Optometrists examine the eyes and other parts of the visual system. They also diagnose and treat visual problems and manage diseases, injuries, and other disorders of the eyes. They prescribe eyeglasses or contact lenses as needed.
Most optometrists work in stand-alone offices of optometry. Optometrists may also work in doctors’ offices and optical goods stores, and some are self-employed. Most work full time, and some work evenings and weekends to accommodate patients’ needs.
How to Become an Optometrist
Optometrists must complete a Doctor of Optometry (O.D.) degree program and obtain a license to practice in a particular state. O.D. programs take 4 years to complete, and most students have a bachelor’s degree before entering such a program.
Employment of optometrists is projected to grow 27 percent from 2014 to 2024, much faster than the average for all occupations. Because vision problems tend to occur more frequently later in life, an aging population will require more optometrists.
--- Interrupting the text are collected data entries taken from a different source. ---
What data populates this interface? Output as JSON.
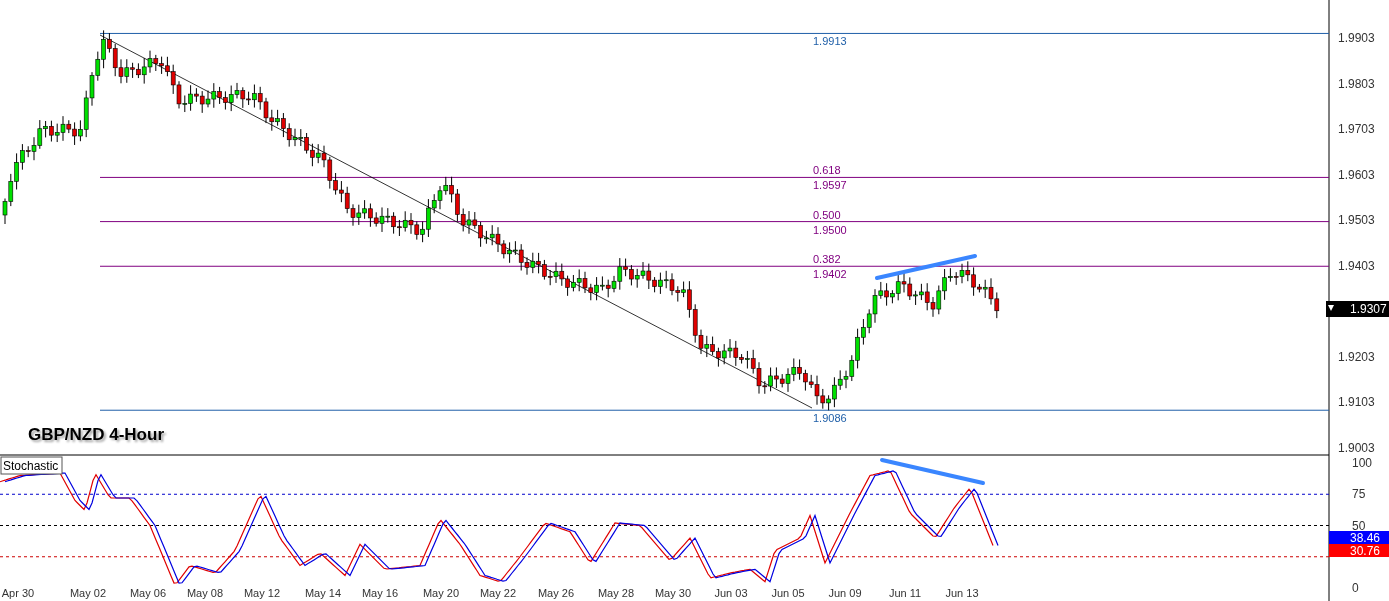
{
  "chart_title": "GBP/NZD 4-Hour",
  "price_axis": {
    "labels": [
      "1.9903",
      "1.9803",
      "1.9703",
      "1.9603",
      "1.9503",
      "1.9403",
      "1.9203",
      "1.9103",
      "1.9003"
    ],
    "current_price": "1.9307"
  },
  "levels": [
    {
      "kind": "extreme",
      "price": "1.9913"
    },
    {
      "kind": "fib",
      "ratio": "0.618",
      "price": "1.9597"
    },
    {
      "kind": "fib",
      "ratio": "0.500",
      "price": "1.9500"
    },
    {
      "kind": "fib",
      "ratio": "0.382",
      "price": "1.9402"
    },
    {
      "kind": "extreme",
      "price": "1.9086"
    }
  ],
  "indicator": {
    "name": "Stochastic",
    "axis_labels": [
      "100",
      "75",
      "50",
      "0"
    ],
    "readouts": [
      {
        "value": "38.46",
        "color": "#0000ff"
      },
      {
        "value": "30.76",
        "color": "#ff0000"
      }
    ]
  },
  "date_labels": [
    "Apr 30",
    "May 02",
    "May 06",
    "May 08",
    "May 12",
    "May 14",
    "May 16",
    "May 20",
    "May 22",
    "May 26",
    "May 28",
    "May 30",
    "Jun 03",
    "Jun 05",
    "Jun 09",
    "Jun 11",
    "Jun 13"
  ]
}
This occupation supported 33,100 jobs in 2012 and 40,600 jobs in 2014, reflecting an increase of 22.7%. In 2012, this occupation was projected to increase by 24.5% in 2022 to 41,200 jobs. As of 2014, to keep pace with prediction, the expected number of jobs was 34,700, compared with an observed value of 40,600, 17.0% higher than expected. This indicates current employment trends are much better than the 2012 trend within this occupation. In 2014, this occupation was projected to increase by 33.2% in 2024 to 51,600 jobs. Linear extrapolation of the 2012 projection for 2022 results in an expected number of 42,800 jobs for 2024, 17.1% lower than the 2014 projection for 2024. This indicates expectations for future employment trends are much better than the 2012 trend within this occupation.